Cardone Capital has announced a new $10 million acquisition of Bitcoin, further solidifying its hybrid investment strategy. This approach combines the steady cash flow from institutional real estate with the long-term accumulation of digital assets.
This latest purchase increases the firm’s Bitcoin holdings to approximately 1,000 BTC. This move is part of what the company describes as a structural, multi-year allocation plan, distinguishing it from short-term trading strategies.

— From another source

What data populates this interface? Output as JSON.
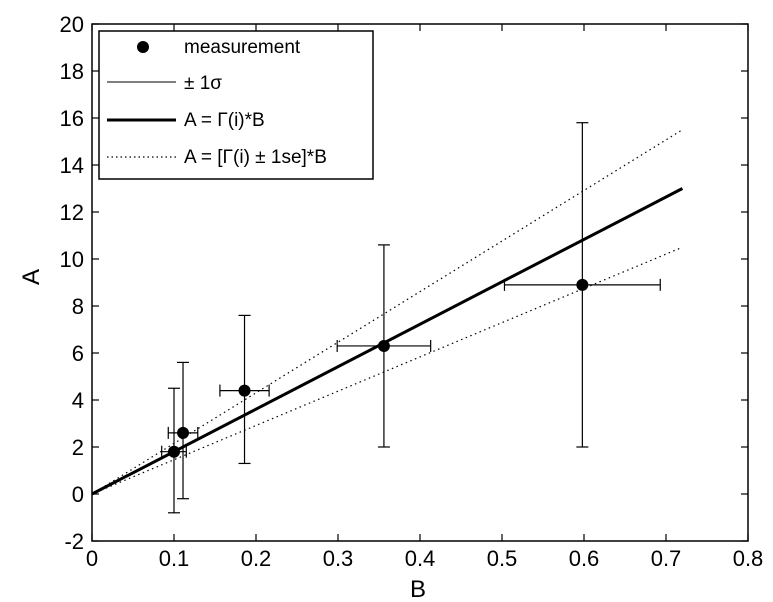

CardoneCapital is adding another $10M in BTC to its real estate hybrid model. We are long term holders of both institutional best in class real estate & BTC. pic.twitter.com/VAxCLSKALi
— Grant Cardone (@GrantCardone) January 19, 2026
The acquisition is funded through a dedicated dollar-cost-averaging model directly linked to rental income. Instead of distributing this cash flow or reinvesting it into more properties, Cardone Capital redirects income from specific assets, such as a 366-unit apartment complex in Boca Raton, exclusively into Bitcoin purchases. This method effectively converts stable real estate yield into a consistent inflow of Bitcoin.
CEO Grant Cardone has indicated that the strategy is designed for scalability. The firm has set an objective to accumulate 3,000 BTC by the end of 2026, with a long-term goal of reaching 10,000 BTC across various investment vehicles.
Cardone has also revealed plans for an initial public offering (IPO) in 2026. This public entity will be structured to hold a substantial corporate Bitcoin treasury, utilizing both real estate depreciation and predictable rental income to support the ongoing accumulation of Bitcoin.
With over $5 billion in assets under management, Cardone Capital views Bitcoin as a long-term reserve asset, rather than a purely speculative investment. By combining exposure to Bitcoin with stable real estate cash flows, the firm asserts that it can mitigate volatility while still capturing significant upside potential. This approach aligns with how some institutions are currently re-evaluating their balance sheet construction in a post-rate-cycle economic landscape.
This development highlights a broader industry trend: Bitcoin is increasingly being integrated as a component of diversified, cash-flow-driven portfolios, moving beyond its perception as solely a standalone trade.